Посол был насмешником и довольно злым, и лица, подобно мне обманутые его манерами Людовика Святого, творящего суд под дубом, и мягкими звуками, исходившими из его, пожалуй,
слишком гармонических уст, считали настоящим вероломством
злословие по их адресу со стороны человека, казалось, вкладывавшего всю душу в свои слова. Подобного рода
злословие было у него не редкостью. Но это не мешало ему
иметь симпатии,
хвалить тех, кого он любил, и с удовольствием оказывать им услуги. «Впрочем, я
вовсе не удивляюсь, что он вас ценит, — продолжала герцогиня, — он
человек умный. И я отлично понимаю, — прибавила она, обращаясь к другим и намекая на
проект брака, о котором я не знал, — я отлично понимаю, что моя тетушка, доставляющая ему теперь
мало удовольствия в качестве старой любовницы, не прельщает Норпуа в качестве новой супруги. Тем
более, что, по-моему, она
давно уже не является его любовницей, она стала
слишком елейной.

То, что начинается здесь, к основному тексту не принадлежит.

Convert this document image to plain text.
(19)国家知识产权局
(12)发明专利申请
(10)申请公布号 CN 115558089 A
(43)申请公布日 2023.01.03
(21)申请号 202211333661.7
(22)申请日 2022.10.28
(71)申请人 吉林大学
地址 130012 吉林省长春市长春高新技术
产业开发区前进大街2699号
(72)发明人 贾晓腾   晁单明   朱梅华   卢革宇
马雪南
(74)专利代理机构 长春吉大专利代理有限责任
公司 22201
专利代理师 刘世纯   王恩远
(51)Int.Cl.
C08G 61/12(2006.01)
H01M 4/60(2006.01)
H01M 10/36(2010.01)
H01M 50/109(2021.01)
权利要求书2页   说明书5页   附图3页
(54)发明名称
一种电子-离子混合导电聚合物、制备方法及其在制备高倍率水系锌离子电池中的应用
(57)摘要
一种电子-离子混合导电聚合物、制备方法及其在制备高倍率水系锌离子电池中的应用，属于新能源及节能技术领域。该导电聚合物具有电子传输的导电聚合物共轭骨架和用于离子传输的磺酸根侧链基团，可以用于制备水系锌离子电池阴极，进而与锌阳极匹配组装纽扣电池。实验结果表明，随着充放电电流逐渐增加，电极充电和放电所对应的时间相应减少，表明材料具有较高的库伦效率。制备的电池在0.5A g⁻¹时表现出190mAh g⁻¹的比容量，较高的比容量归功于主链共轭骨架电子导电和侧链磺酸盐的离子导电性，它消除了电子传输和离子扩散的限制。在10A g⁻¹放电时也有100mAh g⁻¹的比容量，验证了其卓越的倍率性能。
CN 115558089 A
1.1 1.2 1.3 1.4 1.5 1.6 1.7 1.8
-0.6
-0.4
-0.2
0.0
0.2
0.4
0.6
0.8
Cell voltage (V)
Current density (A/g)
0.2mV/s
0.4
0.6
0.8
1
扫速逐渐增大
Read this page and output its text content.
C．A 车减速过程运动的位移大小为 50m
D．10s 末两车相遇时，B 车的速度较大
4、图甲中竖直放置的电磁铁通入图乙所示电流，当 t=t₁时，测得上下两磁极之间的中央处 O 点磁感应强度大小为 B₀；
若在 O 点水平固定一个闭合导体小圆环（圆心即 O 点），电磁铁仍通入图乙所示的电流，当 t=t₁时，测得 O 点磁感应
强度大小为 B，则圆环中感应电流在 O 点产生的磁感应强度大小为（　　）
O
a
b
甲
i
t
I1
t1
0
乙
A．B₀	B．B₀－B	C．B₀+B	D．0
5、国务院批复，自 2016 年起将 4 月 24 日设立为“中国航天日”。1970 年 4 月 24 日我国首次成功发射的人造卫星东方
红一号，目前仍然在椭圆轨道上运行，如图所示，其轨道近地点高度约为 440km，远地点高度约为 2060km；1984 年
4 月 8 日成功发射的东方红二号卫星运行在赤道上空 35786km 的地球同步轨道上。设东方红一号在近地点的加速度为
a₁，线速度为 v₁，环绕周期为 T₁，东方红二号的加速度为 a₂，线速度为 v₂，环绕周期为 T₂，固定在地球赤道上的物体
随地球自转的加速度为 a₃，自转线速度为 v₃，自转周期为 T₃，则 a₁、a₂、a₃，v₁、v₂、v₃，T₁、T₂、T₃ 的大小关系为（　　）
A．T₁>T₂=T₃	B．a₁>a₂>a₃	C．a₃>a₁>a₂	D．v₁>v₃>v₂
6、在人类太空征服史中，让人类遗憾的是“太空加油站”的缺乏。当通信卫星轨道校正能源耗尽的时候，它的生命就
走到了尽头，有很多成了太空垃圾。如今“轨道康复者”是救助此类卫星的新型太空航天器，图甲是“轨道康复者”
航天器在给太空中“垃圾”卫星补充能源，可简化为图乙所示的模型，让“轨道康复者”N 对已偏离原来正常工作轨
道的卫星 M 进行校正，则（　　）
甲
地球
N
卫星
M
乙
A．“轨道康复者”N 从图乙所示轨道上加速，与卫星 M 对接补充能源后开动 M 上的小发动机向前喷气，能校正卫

Вооз-Норпуа
может сказать, как Виктор Гюго: «
Господи,
давно уже та, с которой я спал, покинула мое
ложе ради твоего!»
Право, бедная моя тетушка стала похожа на тех передовых художников, которые, провоевав всю
жизнь с Академией, под
старость основывают собственную академию, или же на тех расстриг, которые фабрикуют
себе свою религию.
Тогда не
надо было снимать рясу, или не
надо было вступать в
сожительство. Кто знает, — прибавила герцогиня с мечтательным видом, —
может быть это затевается в предвидении вдовства. Нет
ничего печальнее трауров, которые
нельзя носить». — «О, если г-жа де Вильпаризи станет г-жой де Норпуа, то, я думаю, наш
кузен Жильбер сляжет в
постель», — сказал
генерал де Сен-Жозеф. «
Принц Германтский очарователен, но он действительно придает
слишком много значения вопросам родословной и этикета, — сказала принцесса Пармская. — Мне случилось
провести два дня у него в деревне, когда, к сожалению,
супруга его была больна. Меня сопровождала
Крошка (это
было прозвище г-жи д’Юнольстен, данное ей за
огромный рост).
Принц спустился с крыльца, чтобы
встретить меня, предложил мне руку и сделал вид, что не замечает Крошки. Мы поднялись во
второй этаж до входа в
салон, и
тогда только, отступив, чтобы
дать мне дорогу,
принц сказал: «А, здравствуйте, госпожа д’Юнольстен» (он
всегда называет ее так после
того, как она развелась), притворившись, будто лишь в эту минуту заметил Крошку, и желая
показать, что он не
должен был
спускаться ей навстречу». — «Это
ничуть меня не удивляет. Мне нет надобности
говорить вам, — сказал
герцог, считавший
себя крайне передовым человеком, в
грош не ставящим происхождения, и даже республиканцем, — что у меня
мало общего с моим кузеном. Вы можете
быть уверены, что наши взгляды на вещи отличаются так же, как
день отличается от ночи. Но я
должен сказать, что если бы моя тетка вышла
замуж за Норпуа, то я бы разделил
мнение Жильбера.
Быть дочерью Флоримона де Гиза и
вступить в
такой брак, да ведь это, как говорится, курам на
смех, что прикажете вам
сказать? — Эти последние слова, которые
герцог вставлял обыкновенно в середину фразы, были тут совершенно
некстати. Но он испытывал в них постоянную
потребность, заставлявшую его
относить их на
самый конец периода, если они не находили места в других его частях. Это
было для него,
помимо всего прочего, чем-то вроде метрики стиха. — Заметьте, — продолжал он, — что Норпуа дворяне хорошего происхождения, хорошего рода».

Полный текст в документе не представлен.